Si le juge a retenu parmi les facteurs atténuants l’état dépressif de l’accusé et les plaidoyers de culpabilité qu’il a enregistrés aux accusations d’agression sexuelle armée, de voies de fait graves, voies de fait et de séquestration qui pesaient contre lui, le juge a soulevé comme facteurs aggravants «une certaine préméditation» dans l’épisode «très violent» du 17 décembre 2016 et les gestes répétés dans le temps dans un contexte de violence conjugale.

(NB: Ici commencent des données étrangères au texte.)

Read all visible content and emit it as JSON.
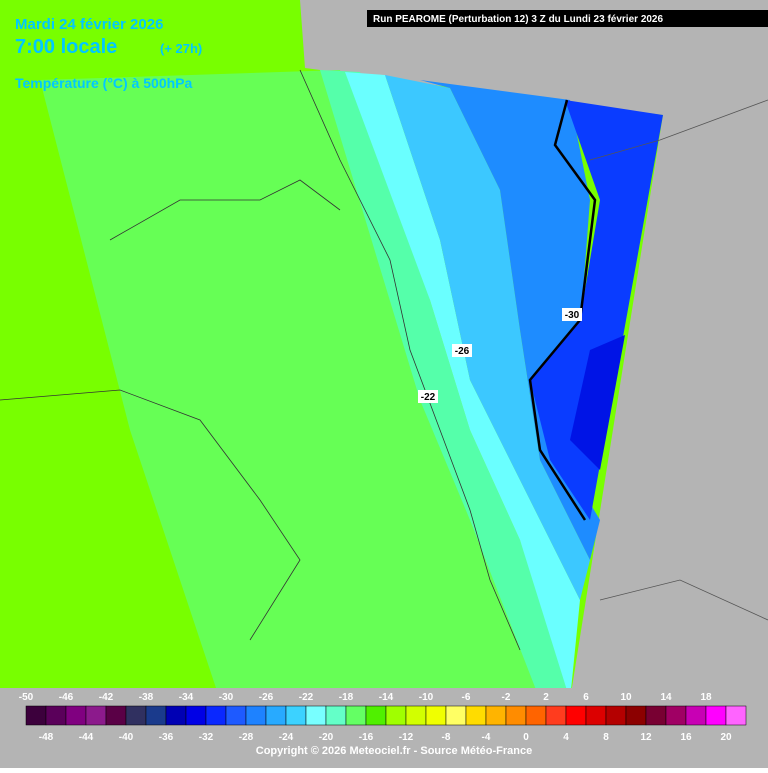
{
  "header": {
    "date": "Mardi 24 février 2026",
    "time": "7:00 locale",
    "lead": "(+ 27h)",
    "field": "Température (°C) à 500hPa",
    "run": "Run PEAROME (Perturbation 12) 3 Z du Lundi 23 février 2026"
  },
  "contours": [
    {
      "label": "-30"
    },
    {
      "label": "-26"
    },
    {
      "label": "-22"
    }
  ],
  "scale": {
    "colors": [
      "#3c003c",
      "#5a005a",
      "#800080",
      "#8c1a8c",
      "#5a0046",
      "#303060",
      "#1a3a8c",
      "#0000b4",
      "#0000e6",
      "#0a28ff",
      "#1e5aff",
      "#1e82ff",
      "#28aaff",
      "#3cd2ff",
      "#78ffff",
      "#64ffc8",
      "#64ff64",
      "#50f000",
      "#a0ff00",
      "#d2ff00",
      "#f0ff00",
      "#ffff64",
      "#ffdc00",
      "#ffb400",
      "#ff8c00",
      "#ff6400",
      "#ff3c1e",
      "#ff0000",
      "#dc0000",
      "#b40000",
      "#8c0000",
      "#780032",
      "#a00064",
      "#c800b4",
      "#ff00ff",
      "#ff64ff"
    ],
    "top_labels": [
      "-50",
      "-46",
      "-42",
      "-38",
      "-34",
      "-30",
      "-26",
      "-22",
      "-18",
      "-14",
      "-10",
      "-6",
      "-2",
      "2",
      "6",
      "10",
      "14",
      "18"
    ],
    "bottom_labels": [
      "-48",
      "-44",
      "-40",
      "-36",
      "-32",
      "-28",
      "-24",
      "-20",
      "-16",
      "-12",
      "-8",
      "-4",
      "0",
      "4",
      "8",
      "12",
      "16",
      "20"
    ]
  },
  "footer": {
    "copyright": "Copyright © 2026 Meteociel.fr - Source Météo-France"
  }
}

L’accusé, faut-il mentionner, a minimisé les gestes qu’il a posés.

«Il est important qu’un message clair soit envoyé, que la victime se sente soutenue par les tribunaux et que les victimes de telles violences dans un contexte de vie conjugale soient encouragées à dénoncer leur agresseur», a déclaré le juge Rousseau en détaillant la peine.

22 mois restants

Puisque l’accusé était détenu depuis son arrestation, il lui reste un peu plus de 22 mois à purger derrière les barreaux, après quoi il sera soumis à une probation de trois ans.

«C’est un soulagement, a réagi la victime, qui doit vivre avec d’importantes séquelles psychologiques, mais qui ne conserve toutefois aucune séquelle physique permanente. Je vais pouvoir passer à autre chose et arrêter de toujours revivre l’événement en devant témoigner», a-t-elle affirmé avant de quitter le palais de justice.

L’accusé sera inscrit au registre des délinquants sexuels pour une période de 20 ans.